Ao se deslocar da capital Moronvia rumo à comunidade de Bong, na Libéria, Dr. Jessé Alves, responsável pelo setor de Medicina do Viajante, do Hospital Emílio Ribas, flagrou a desolação que a epidemia promove entre os liberianos.

A missão tinha como objetivo a auditoria do único ETU (Ebola Treatment Unit) da região, pertencente a ONG IMC (International Medical Corps), tarefa que exigia a presença na red zone (zona vermelha), local destinado aos infectados pela doença.

Vários vídeos publicados exibem a troca de roupa, capaz de assegurar a proteção necessária para os profissionais da saúde que precisam adentrar na red zone.

São camadas e mais camadas superpostas que isolam e protegem de algum possível contato com secreções. A vestimenta promove tamanha desconfiguração que impõe a marcação dos nomes na testa e nas costas de cada integrante da equipe.

Se preparar para a incursão na Red Zone é, de certa forma, mergulhar numa meditação ativa, na experiência máxima do isolamento e do pragmatismo que a situação exige.

Naquele dia, não seria diferente se um “choro doido” não chamasse a atenção do Dr. Jessé para o lado de fora da cerca.

“Era um choro doido, muito doido. Perguntei aos funcionários o que estava acontecendo e responderam que o homem recebia alta. Partia sozinho e deixava no cemitério ao lado do ETU, a mulher e os quatro filhos.”

Antes de se retirar da red zone, o rapaz teve permissão para visitar a família na área destinada ao enterro dos corpos contaminados. Entretanto, ao atravessar a linha que separa os doentes e mortos dos que conquistaram a cura, não resistiu à condição de único sobrevivente. Chorou.

“Um dos seus filhos foi o primeiro caso da vila e logo já passavam de trinta infectados. Tentaram queimar a casa da família e o ameaçaram de morte se ele voltasse.”

Não existe volta, qualquer que seja o caminho escolhido por esse liberiano. Não existe orientação possível. A mobilização internacional em torno da epidemia não prevê suporte para o que a sobrevivência ao Ebola não restaura.

Pretende-se salvar a humanidade, mas o que significa a salvação para esse indivíduo? Quais serão seus recursos? Como lidar com o estigma? Como apontar para esse africano o que a cura traz de bom?

A dança da solidão

Nessa mesma dia da visita ao ETU de Bong, um outro liberiano que trabalhou durante o período mais dramático da epidemia, e que foi afastado por nítidos problemas psiquiátricos, furou o isolamento e deitou-se num leito da enfermaria de casos comprovados.

Foi a primeira vez que algo do gênero aconteceu. A situação provocou um certo caos com a remoção da maior parte da equipe para fora da unidade até a captura do invasor.

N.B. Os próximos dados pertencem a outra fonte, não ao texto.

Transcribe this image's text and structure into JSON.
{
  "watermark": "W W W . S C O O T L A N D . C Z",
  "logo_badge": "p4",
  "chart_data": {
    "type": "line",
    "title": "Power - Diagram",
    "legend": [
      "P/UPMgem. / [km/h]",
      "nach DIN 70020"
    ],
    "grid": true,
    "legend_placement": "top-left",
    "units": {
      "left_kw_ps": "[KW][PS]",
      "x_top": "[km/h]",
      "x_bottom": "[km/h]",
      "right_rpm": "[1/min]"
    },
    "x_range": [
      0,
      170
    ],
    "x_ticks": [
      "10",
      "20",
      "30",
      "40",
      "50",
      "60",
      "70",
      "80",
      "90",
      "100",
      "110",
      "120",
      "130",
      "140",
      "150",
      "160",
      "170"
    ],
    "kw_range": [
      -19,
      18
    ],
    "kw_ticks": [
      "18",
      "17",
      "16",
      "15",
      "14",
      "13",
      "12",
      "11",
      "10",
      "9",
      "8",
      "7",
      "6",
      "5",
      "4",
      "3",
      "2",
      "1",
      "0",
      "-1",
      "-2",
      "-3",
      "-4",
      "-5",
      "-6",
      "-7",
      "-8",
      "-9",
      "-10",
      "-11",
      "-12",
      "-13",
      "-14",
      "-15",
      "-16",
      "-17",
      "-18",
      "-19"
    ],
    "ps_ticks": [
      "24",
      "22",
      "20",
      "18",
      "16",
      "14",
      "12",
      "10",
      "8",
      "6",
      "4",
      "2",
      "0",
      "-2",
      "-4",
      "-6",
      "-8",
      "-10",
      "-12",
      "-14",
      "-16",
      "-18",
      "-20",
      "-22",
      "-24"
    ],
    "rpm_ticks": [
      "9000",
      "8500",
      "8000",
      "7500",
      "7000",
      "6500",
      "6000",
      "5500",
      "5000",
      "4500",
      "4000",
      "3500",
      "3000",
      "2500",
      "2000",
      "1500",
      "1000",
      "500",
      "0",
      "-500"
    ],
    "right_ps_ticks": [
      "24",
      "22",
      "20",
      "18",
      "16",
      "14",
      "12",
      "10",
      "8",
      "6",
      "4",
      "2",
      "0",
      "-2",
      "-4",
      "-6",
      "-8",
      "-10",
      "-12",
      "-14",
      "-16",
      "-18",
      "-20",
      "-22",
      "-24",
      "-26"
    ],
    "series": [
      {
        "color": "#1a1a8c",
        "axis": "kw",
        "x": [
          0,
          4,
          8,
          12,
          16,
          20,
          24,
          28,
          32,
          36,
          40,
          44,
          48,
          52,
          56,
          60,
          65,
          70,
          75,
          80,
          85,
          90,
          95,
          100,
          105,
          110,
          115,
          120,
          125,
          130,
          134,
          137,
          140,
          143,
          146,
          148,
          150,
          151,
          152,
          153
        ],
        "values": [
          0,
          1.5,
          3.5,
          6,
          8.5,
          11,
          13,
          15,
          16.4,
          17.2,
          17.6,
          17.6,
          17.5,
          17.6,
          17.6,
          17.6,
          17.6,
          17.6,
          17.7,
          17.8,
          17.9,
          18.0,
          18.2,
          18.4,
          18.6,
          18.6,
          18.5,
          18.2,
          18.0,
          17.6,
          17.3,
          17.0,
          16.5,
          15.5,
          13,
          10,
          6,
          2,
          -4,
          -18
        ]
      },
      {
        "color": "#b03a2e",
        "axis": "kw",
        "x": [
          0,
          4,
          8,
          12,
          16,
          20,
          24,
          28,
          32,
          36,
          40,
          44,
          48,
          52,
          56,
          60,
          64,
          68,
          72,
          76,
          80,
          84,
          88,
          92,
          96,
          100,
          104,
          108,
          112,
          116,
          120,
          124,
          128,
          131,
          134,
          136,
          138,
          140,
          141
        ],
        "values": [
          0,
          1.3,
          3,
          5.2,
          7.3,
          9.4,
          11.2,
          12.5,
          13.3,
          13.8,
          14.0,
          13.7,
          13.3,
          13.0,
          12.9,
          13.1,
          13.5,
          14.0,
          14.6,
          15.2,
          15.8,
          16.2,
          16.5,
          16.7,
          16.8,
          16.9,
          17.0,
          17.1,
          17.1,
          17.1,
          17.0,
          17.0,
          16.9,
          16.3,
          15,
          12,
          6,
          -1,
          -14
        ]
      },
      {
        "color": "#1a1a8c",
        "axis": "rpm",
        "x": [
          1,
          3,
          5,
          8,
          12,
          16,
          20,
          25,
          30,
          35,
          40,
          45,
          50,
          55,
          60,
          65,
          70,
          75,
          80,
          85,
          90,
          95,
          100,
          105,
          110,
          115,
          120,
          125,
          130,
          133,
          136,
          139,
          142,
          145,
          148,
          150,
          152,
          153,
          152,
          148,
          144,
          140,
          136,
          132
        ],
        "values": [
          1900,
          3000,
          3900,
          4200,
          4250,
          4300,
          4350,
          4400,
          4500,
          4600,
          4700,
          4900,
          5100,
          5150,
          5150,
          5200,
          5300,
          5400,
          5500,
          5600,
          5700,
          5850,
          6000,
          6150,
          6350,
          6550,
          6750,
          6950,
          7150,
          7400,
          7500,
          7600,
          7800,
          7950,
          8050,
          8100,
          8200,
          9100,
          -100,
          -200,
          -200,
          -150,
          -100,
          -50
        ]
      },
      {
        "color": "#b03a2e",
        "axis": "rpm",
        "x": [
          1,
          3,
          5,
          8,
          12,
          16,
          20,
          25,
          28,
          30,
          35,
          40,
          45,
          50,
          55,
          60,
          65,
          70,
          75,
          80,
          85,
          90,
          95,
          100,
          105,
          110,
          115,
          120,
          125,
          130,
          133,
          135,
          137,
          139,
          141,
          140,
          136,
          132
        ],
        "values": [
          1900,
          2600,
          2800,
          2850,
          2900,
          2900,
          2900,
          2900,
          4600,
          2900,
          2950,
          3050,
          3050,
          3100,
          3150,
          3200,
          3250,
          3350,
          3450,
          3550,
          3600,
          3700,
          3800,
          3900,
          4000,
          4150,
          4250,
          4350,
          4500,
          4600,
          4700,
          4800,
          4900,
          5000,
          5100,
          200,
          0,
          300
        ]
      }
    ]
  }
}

Controlada a situação, ele foi levado para o isolamento destinado às pessoas que tiveram contato direto com infectados (um estádio de futebol).

Ao cruzar a red zone no sentido oposto ao da rota de cura e sem proteção, o anti-heroi fez uma aposta.

Um gesto capaz de aplacar o isolamento pela convivência mágica, indiferente aos riscos iminentes, mas que de algum jeito concretiza a torcida para que seja possível estar entre os seus sem o medo da doença.

Um pedido para que os sonhos voltem e que sejam reparadores diante de tamanha tristeza e desencanto, nessa parte da África Ocidental.

 

 

 

6 ideias sobre “Ebola, a cura irreparável

  1. Como não encher os olhos de lágrimas quando esta imagem desse homem sozinho e em desespero aparece nítida na cabeça? Como ser sobrevivente numa situação dessas?

  2. Alguns textos furam a barreira imposta pela linguagem e se aninham no interior da língua mãe a partir de onde assumem o perigoso destino de nos afetar. Este é um deles.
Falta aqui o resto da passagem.